As a kid, I was always making things: drawing, painting, building Lego sets and model kits. I had that creative itch early on. I didn’t think of it as“design” at the time. It was just fun.
Music has always been important. My first real love was 2-Tone and Ska; this would’ve been around ’79. I was nine and hooked. But it wasn’t just the music, it was the aesthetic. The stark black-and-white visuals, checkerboard patterns, sharp suits, bold logos. I’d sit in class doodling the logos of The Specials, Madness, Stiff Records all over my schoolbooks and army surplus rucksack. (Back then, rucksacks were heavy-duty cotton canvas, perfect for customising with a Biro.) That was the first time I really felt the connection between sound and design. It wasn’t just record sleeves, it was a whole cultural identity. That moment stuck. It’s probably fair to say it set me on the path I’ve been on ever since.

2-Tone logo

SKA logo
In my teens, the focus shifted a bit. Music led to fashion, and fashion led to DIY. I was into BMX and started customising long-sleeved tees to look like US-import race jerseys. I’d cut stencils of the Haro and GT logos, spray-paint them onto shirts, trying to replicate the look without the price tag. That DIY mindset never left me. Even now, I repaint one of my bikes every year or so, strip it down, rework the graphics, give it a new identity. It’s all part of that same energy: make things your own.
At sixteen, I got my first paid design job, hand-painting T-shirts and jackets for a local shop. The artwork was heavily influenced by WWII aircraft nose art: pin-ups, typography, shark mouths. Those jackets were the early seeds of what I’d go on to do at Prototype 21 and later Terra tag, two fashion labels where the T-shirt was essentially the canvas. I didn’t realise it at the time, but I was already combining illustration, typography, identity, and storytelling - basically design, just outside of any formal structure.
As I moved into my teens, my music taste evolved too. From 2-Tone and Ska I drifted into synth-pop: Depeche Mode, Joy Division, and then into more experimental stuff - Vangelis, Art of Noise, Cabaret Voltaire. That came with its own visual language, more abstract, more conceptual. Album covers weren’t just decoration; they were part of the message. Around this time, I discovered 4AD and the work of Vaughan Oliver, and then The Designers Republic. Vaughan Oliver’s work was otherworldly and textural; not like anything I’d ever seen. And The Designers Republic... well, they just blew my mind. I discovered them through a band from Leeds called Age of Chance. Their work was aggressive, playful, futuristic, political. Straight away, I was a fan.

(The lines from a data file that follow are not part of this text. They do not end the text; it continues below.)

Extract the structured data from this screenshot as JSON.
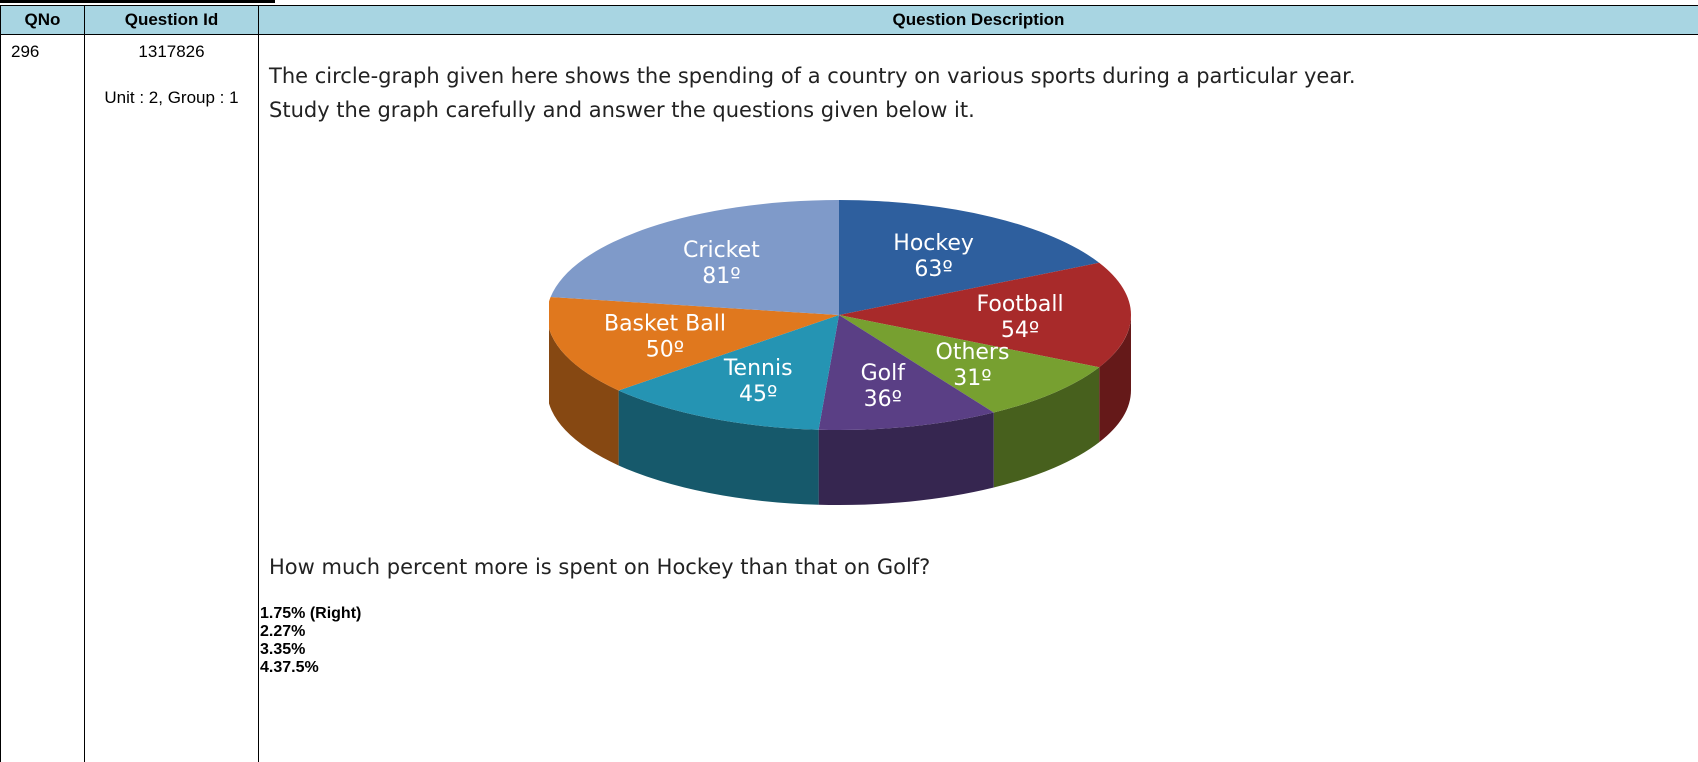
{
  "table": {
    "headers": [
      "QNo",
      "Question Id",
      "Question Description"
    ],
    "qno": "296",
    "question_id": "1317826",
    "unit_group": "Unit : 2, Group : 1"
  },
  "question": {
    "intro_line1": "The circle-graph given here shows the spending of a country on various sports during a particular year.",
    "intro_line2": "Study the graph carefully and answer the questions given below it.",
    "text": "How much percent more is spent on Hockey than that on Golf?",
    "options": [
      "1.75% (Right)",
      "2.27%",
      "3.35%",
      "4.37.5%"
    ]
  },
  "chart_data": {
    "type": "pie",
    "slices": [
      {
        "label": "Hockey",
        "value": 63,
        "display": "63º",
        "color": "#2e5f9e"
      },
      {
        "label": "Football",
        "value": 54,
        "display": "54º",
        "color": "#a82a2a"
      },
      {
        "label": "Others",
        "value": 31,
        "display": "31º",
        "color": "#77a030"
      },
      {
        "label": "Golf",
        "value": 36,
        "display": "36º",
        "color": "#5a3f85"
      },
      {
        "label": "Tennis",
        "value": 45,
        "display": "45º",
        "color": "#2594b3"
      },
      {
        "label": "Basket Ball",
        "value": 50,
        "display": "50º",
        "color": "#e0781e"
      },
      {
        "label": "Cricket",
        "value": 81,
        "display": "81º",
        "color": "#7f9ac9"
      }
    ]
  }
}
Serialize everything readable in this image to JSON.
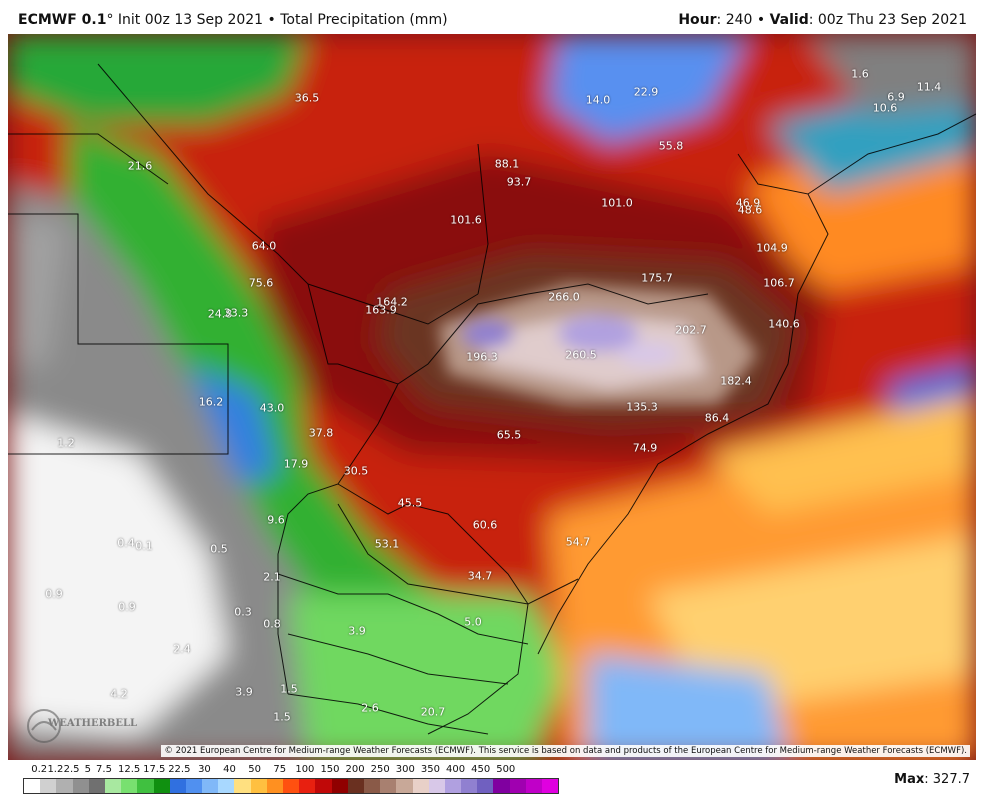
{
  "header": {
    "model": "ECMWF 0.1",
    "init": "° Init 00z 13 Sep 2021 • Total Precipitation (mm)",
    "hour_label": "Hour",
    "hour_value": ": 240 • ",
    "valid_label": "Valid",
    "valid_value": ": 00z Thu 23 Sep 2021"
  },
  "map": {
    "copyright": "© 2021 European Centre for Medium-range Weather Forecasts (ECMWF). This service is based on data and products of the European Centre for Medium-range Weather Forecasts (ECMWF).",
    "logo_text": "WEATHERBELL",
    "labels": [
      "36.5",
      "14.0",
      "22.9",
      "1.6",
      "11.4",
      "6.9",
      "10.6",
      "21.6",
      "88.1",
      "93.7",
      "55.8",
      "101.0",
      "101.6",
      "46.9",
      "48.6",
      "64.0",
      "104.9",
      "75.6",
      "175.7",
      "106.7",
      "266.0",
      "24.8",
      "33.3",
      "164.2",
      "163.9",
      "202.7",
      "140.6",
      "196.3",
      "260.5",
      "182.4",
      "16.2",
      "43.0",
      "135.3",
      "86.4",
      "37.8",
      "65.5",
      "1.2",
      "17.9",
      "30.5",
      "74.9",
      "45.5",
      "9.6",
      "60.6",
      "0.4",
      "0.1",
      "0.5",
      "53.1",
      "54.7",
      "2.1",
      "34.7",
      "0.9",
      "0.9",
      "0.3",
      "0.8",
      "3.9",
      "5.0",
      "2.4",
      "4.2",
      "3.9",
      "1.5",
      "1.5",
      "2.6",
      "20.7"
    ]
  },
  "colorbar": {
    "ticks": [
      "0.2",
      "1.2",
      "2.5",
      "5",
      "7.5",
      "12.5",
      "17.5",
      "22.5",
      "30",
      "40",
      "50",
      "75",
      "100",
      "150",
      "200",
      "250",
      "300",
      "350",
      "400",
      "450",
      "500"
    ],
    "colors": [
      "#ffffff",
      "#d0d0d0",
      "#b0b0b0",
      "#909090",
      "#707070",
      "#a8e8a0",
      "#78e070",
      "#40c040",
      "#109010",
      "#3070e0",
      "#5090f0",
      "#80b8f8",
      "#a8d8ff",
      "#ffe080",
      "#ffc040",
      "#ff9020",
      "#ff5010",
      "#e82010",
      "#c00808",
      "#900000",
      "#6a3020",
      "#8a5a48",
      "#a88070",
      "#c8a898",
      "#e8d0c8",
      "#d8c8e8",
      "#b0a0e0",
      "#9080d0",
      "#7060c0",
      "#8000a0",
      "#a000b0",
      "#c000c8",
      "#e000e0"
    ],
    "max_label": "Max",
    "max_value": ": 327.7"
  }
}
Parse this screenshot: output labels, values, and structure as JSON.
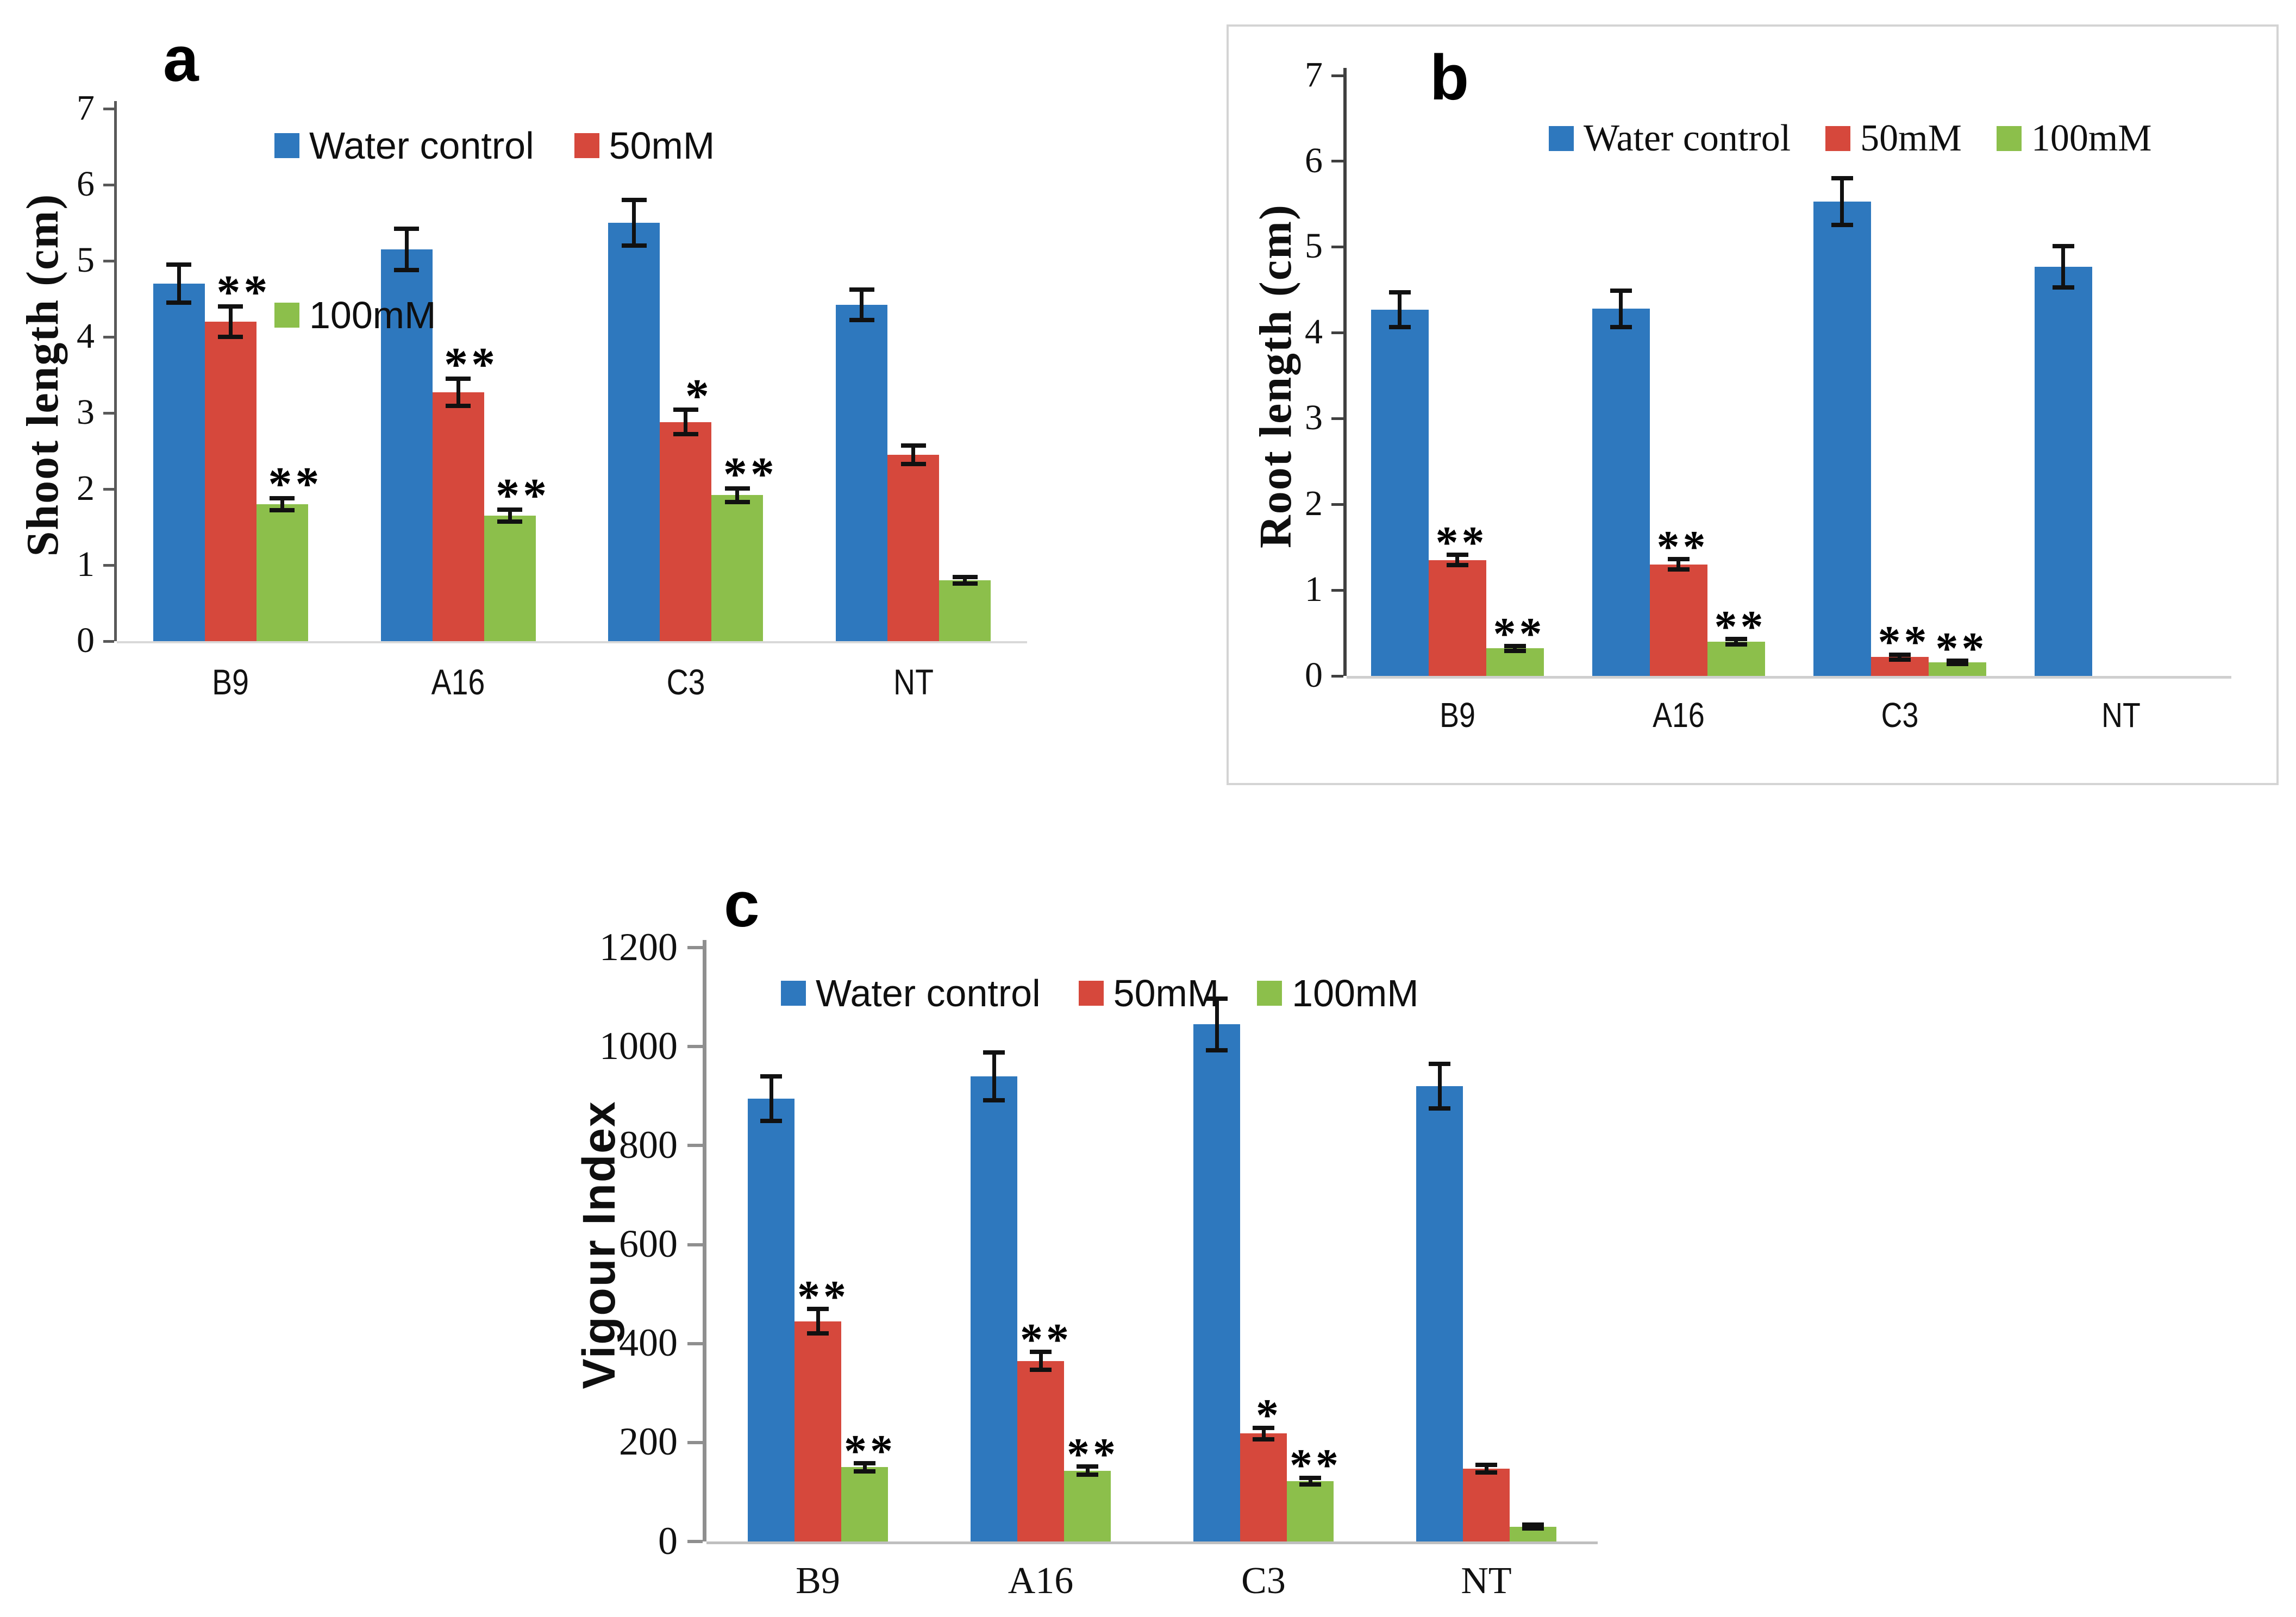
{
  "figure": {
    "background": "#ffffff",
    "panel_letters": [
      "a",
      "b",
      "c"
    ],
    "series_colors": {
      "water_control": "#2E78BE",
      "salt_50mM": "#D6483C",
      "salt_100mM": "#8CBF4B"
    },
    "error_bar_color": "#111111",
    "significance_marks": [
      "*",
      "**"
    ]
  },
  "chart_data": [
    {
      "type": "bar",
      "panel": "a",
      "title": "",
      "xlabel": "",
      "ylabel": "Shoot length (cm)",
      "ylim": [
        0,
        7
      ],
      "ytick_step": 1,
      "grid": false,
      "legend_position": "inside top-left, two rows",
      "categories": [
        "B9",
        "A16",
        "C3",
        "NT"
      ],
      "series": [
        {
          "name": "Water control",
          "color": "#2E78BE",
          "values": [
            4.7,
            5.15,
            5.5,
            4.42
          ],
          "errors": [
            0.25,
            0.27,
            0.3,
            0.2
          ],
          "sig": [
            "",
            "",
            "",
            ""
          ]
        },
        {
          "name": "50mM",
          "color": "#D6483C",
          "values": [
            4.2,
            3.27,
            2.88,
            2.45
          ],
          "errors": [
            0.2,
            0.18,
            0.16,
            0.12
          ],
          "sig": [
            "**",
            "**",
            "*",
            ""
          ]
        },
        {
          "name": "100mM",
          "color": "#8CBF4B",
          "values": [
            1.8,
            1.65,
            1.92,
            0.8
          ],
          "errors": [
            0.08,
            0.08,
            0.09,
            0.04
          ],
          "sig": [
            "**",
            "**",
            "**",
            ""
          ]
        }
      ]
    },
    {
      "type": "bar",
      "panel": "b",
      "title": "",
      "xlabel": "",
      "ylabel": "Root length (cm)",
      "ylim": [
        0,
        7
      ],
      "ytick_step": 1,
      "grid": false,
      "framed": true,
      "legend_position": "inside top, single row",
      "categories": [
        "B9",
        "A16",
        "C3",
        "NT"
      ],
      "series": [
        {
          "name": "Water control",
          "color": "#2E78BE",
          "values": [
            4.27,
            4.28,
            5.53,
            4.77
          ],
          "errors": [
            0.2,
            0.21,
            0.27,
            0.24
          ],
          "sig": [
            "",
            "",
            "",
            ""
          ]
        },
        {
          "name": "50mM",
          "color": "#D6483C",
          "values": [
            1.35,
            1.3,
            0.22,
            0
          ],
          "errors": [
            0.06,
            0.06,
            0.03,
            0
          ],
          "sig": [
            "**",
            "**",
            "**",
            ""
          ]
        },
        {
          "name": "100mM",
          "color": "#8CBF4B",
          "values": [
            0.32,
            0.4,
            0.16,
            0
          ],
          "errors": [
            0.03,
            0.03,
            0.02,
            0
          ],
          "sig": [
            "**",
            "**",
            "**",
            ""
          ]
        }
      ]
    },
    {
      "type": "bar",
      "panel": "c",
      "title": "",
      "xlabel": "",
      "ylabel": "Vigour Index",
      "ylim": [
        0,
        1200
      ],
      "ytick_step": 200,
      "grid": false,
      "legend_position": "inside top, single row",
      "categories": [
        "B9",
        "A16",
        "C3",
        "NT"
      ],
      "series": [
        {
          "name": "Water control",
          "color": "#2E78BE",
          "values": [
            895,
            940,
            1045,
            920
          ],
          "errors": [
            45,
            48,
            52,
            45
          ],
          "sig": [
            "",
            "",
            "",
            ""
          ]
        },
        {
          "name": "50mM",
          "color": "#D6483C",
          "values": [
            445,
            365,
            218,
            147
          ],
          "errors": [
            25,
            18,
            12,
            8
          ],
          "sig": [
            "**",
            "**",
            "*",
            ""
          ]
        },
        {
          "name": "100mM",
          "color": "#8CBF4B",
          "values": [
            150,
            143,
            122,
            30
          ],
          "errors": [
            8,
            8,
            7,
            4
          ],
          "sig": [
            "**",
            "**",
            "**",
            ""
          ]
        }
      ]
    }
  ]
}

Сover Light And Shadow: The Best Of Vangelis

Сover Art of Noise "daft"

Сover Cabaret Voltaire x James Brown
Music and fashion were always intertwined; one fed into the other. With 2-Tone it was all Fred Perrys, Harringtons, and loafers. Post-punk had its own uniform - white shirts, ties, an anti-punk aesthetic that rejected the ripped-up chaos of the movement before. And then Hip-Hop arrived.I was twelve when I first heard Grandmaster Flash and Afrika Bambaataa. Suddenly, it wasn’t just about the music, it was about art, language, attitude. Breakdancing, body popping, graffiti. That mix of type, colour, the act of rebellion - it was electric. Pretty much straight after skateboarding hit the UK. Not the skinny-board ‘70s version, but the second wave: bigger boards, wider trucks, real tricks. That, too, came with awhole visual culture - DIY punk attitude but with fluorescent colours, baggy T-shirts and vibrant high-top trainers. None of it practical in theYorkshire drizzle, but that didn’t matter. I was in.

Wipeout - The Designers Republic

Formula Fusion - The Designers Republic

Age of Chance - The Designers Republic
And I guess that’s never really changed. I’m still into the same stuff. Still hunting for visual inspiration - from Tumblr, Pinterest, Instagram. Still hoarding references: architecture, signage, pop-culture trash, hazard symbols, aircraft markings. It’s all fuel. I can trace most of what I do now directly back to being that kid in Harrogate, drawing on his backpack, building model cars, listening to experimental music, and experiencing the world through design.
My path was defined by a clear sense of purpose. I moved to London knowing exactly what I wanted: to work in graphics. That was the world I wanted to be part of. I put everything into making that happen. Immersed myself fully. And I genuinely believe that kind of total commitment puts you in the right place at the right time.
When you’re fully absorbed in something, it becomes instinctive. With design, I wasn’t thinking about it in a conscious, calculated way. It was more like respond.